In My Humble Opinion, oui. Si c’était aussi simple, tout le monde serait riche, car c’est une des stratégies les plus basiques présentées lorsqu’on commence à parler d’analyse technique. Il est toujours possible trouver des instruments et des paramètres sur lesquels ça fonctionne, et sur lesquels ça pourra fonctionner longtemps, auquel cas, tant mieux… Mais je ne pense pas que ce soit viable sur le long terme. D’expérience de backtests (et j’en ai fait un paquet je peux vous le dire), la plupart des gains qui existaient ne l’étaient que sur des périodes et des paramètres très spécifiques.
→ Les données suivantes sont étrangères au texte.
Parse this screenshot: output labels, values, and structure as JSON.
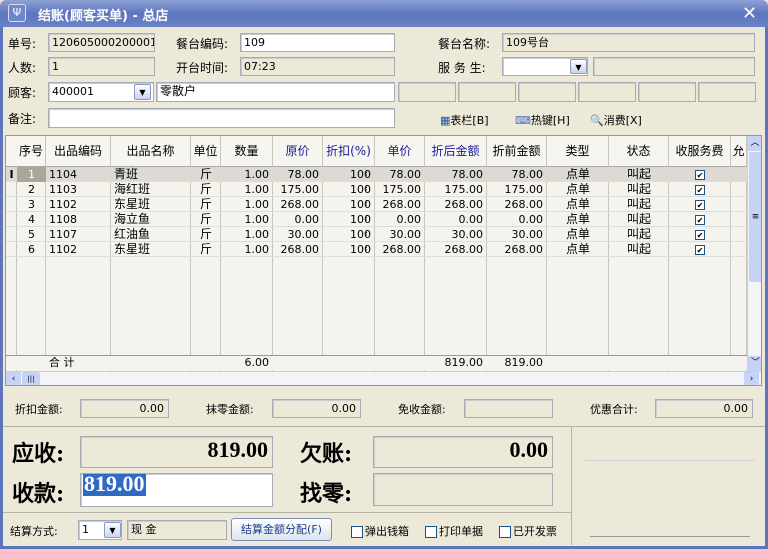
{
  "window": {
    "title": "结账(顾客买单) - 总店"
  },
  "header": {
    "order_no_label": "单号:",
    "order_no": "120605000200001",
    "table_code_label": "餐台编码:",
    "table_code": "109",
    "table_name_label": "餐台名称:",
    "table_name": "109号台",
    "people_label": "人数:",
    "people": "1",
    "open_time_label": "开台时间:",
    "open_time": "07:23",
    "waiter_label": "服 务 生:",
    "waiter": "",
    "customer_label": "顾客:",
    "customer_code": "400001",
    "customer_name": "零散户",
    "remark_label": "备注:",
    "remark": ""
  },
  "toolbar": {
    "columns": "表栏[B]",
    "hotkeys": "热键[H]",
    "consume": "消费[X]"
  },
  "grid": {
    "columns": [
      "序号",
      "出品编码",
      "出品名称",
      "单位",
      "数量",
      "原价",
      "折扣(%)",
      "单价",
      "折后金额",
      "折前金额",
      "类型",
      "状态",
      "收服务费",
      "允"
    ],
    "rows": [
      {
        "no": "1",
        "code": "1104",
        "name": "青班",
        "unit": "斤",
        "qty": "1.00",
        "price": "78.00",
        "disc": "100",
        "unit_price": "78.00",
        "after": "78.00",
        "before": "78.00",
        "type": "点单",
        "status": "叫起",
        "service": true
      },
      {
        "no": "2",
        "code": "1103",
        "name": "海红班",
        "unit": "斤",
        "qty": "1.00",
        "price": "175.00",
        "disc": "100",
        "unit_price": "175.00",
        "after": "175.00",
        "before": "175.00",
        "type": "点单",
        "status": "叫起",
        "service": true
      },
      {
        "no": "3",
        "code": "1102",
        "name": "东星班",
        "unit": "斤",
        "qty": "1.00",
        "price": "268.00",
        "disc": "100",
        "unit_price": "268.00",
        "after": "268.00",
        "before": "268.00",
        "type": "点单",
        "status": "叫起",
        "service": true
      },
      {
        "no": "4",
        "code": "1108",
        "name": "海立鱼",
        "unit": "斤",
        "qty": "1.00",
        "price": "0.00",
        "disc": "100",
        "unit_price": "0.00",
        "after": "0.00",
        "before": "0.00",
        "type": "点单",
        "status": "叫起",
        "service": true
      },
      {
        "no": "5",
        "code": "1107",
        "name": "红油鱼",
        "unit": "斤",
        "qty": "1.00",
        "price": "30.00",
        "disc": "100",
        "unit_price": "30.00",
        "after": "30.00",
        "before": "30.00",
        "type": "点单",
        "status": "叫起",
        "service": true
      },
      {
        "no": "6",
        "code": "1102",
        "name": "东星班",
        "unit": "斤",
        "qty": "1.00",
        "price": "268.00",
        "disc": "100",
        "unit_price": "268.00",
        "after": "268.00",
        "before": "268.00",
        "type": "点单",
        "status": "叫起",
        "service": true
      }
    ],
    "total_label": "合  计",
    "total_qty": "6.00",
    "total_after": "819.00",
    "total_before": "819.00"
  },
  "summary": {
    "discount_label": "折扣金额:",
    "discount": "0.00",
    "rounding_label": "抹零金额:",
    "rounding": "0.00",
    "waived_label": "免收金额:",
    "waived": "",
    "promo_label": "优惠合计:",
    "promo": "0.00"
  },
  "payment": {
    "receivable_label": "应收:",
    "receivable": "819.00",
    "owed_label": "欠账:",
    "owed": "0.00",
    "received_label": "收款:",
    "received": "819.00",
    "change_label": "找零:",
    "change": ""
  },
  "footer": {
    "method_label": "结算方式:",
    "method_code": "1",
    "method_name": "现  金",
    "allocate_button": "结算金额分配(F)",
    "open_drawer": "弹出钱箱",
    "print_receipt": "打印单据",
    "invoiced": "已开发票"
  }
}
“Mais alors, est-ce que les moyennes mobiles sont inutiles du coup ?”
Et bien pas du tout. Elles sont quand même très utiles pour voir une tendance, et peuvent alors être utilisées comme filtres pour éliminer les faux signaux. Par exemple, un signal d’achat fort alors que la EMA-20 est sous la EMA-50 pourra éventuellement être ignoré pour ne pas prendre le risque de rentrer sur un faux signal.
A défaut d’avoir une stratégie rentable, on a au moins un outil qui va révéler plutôt utile.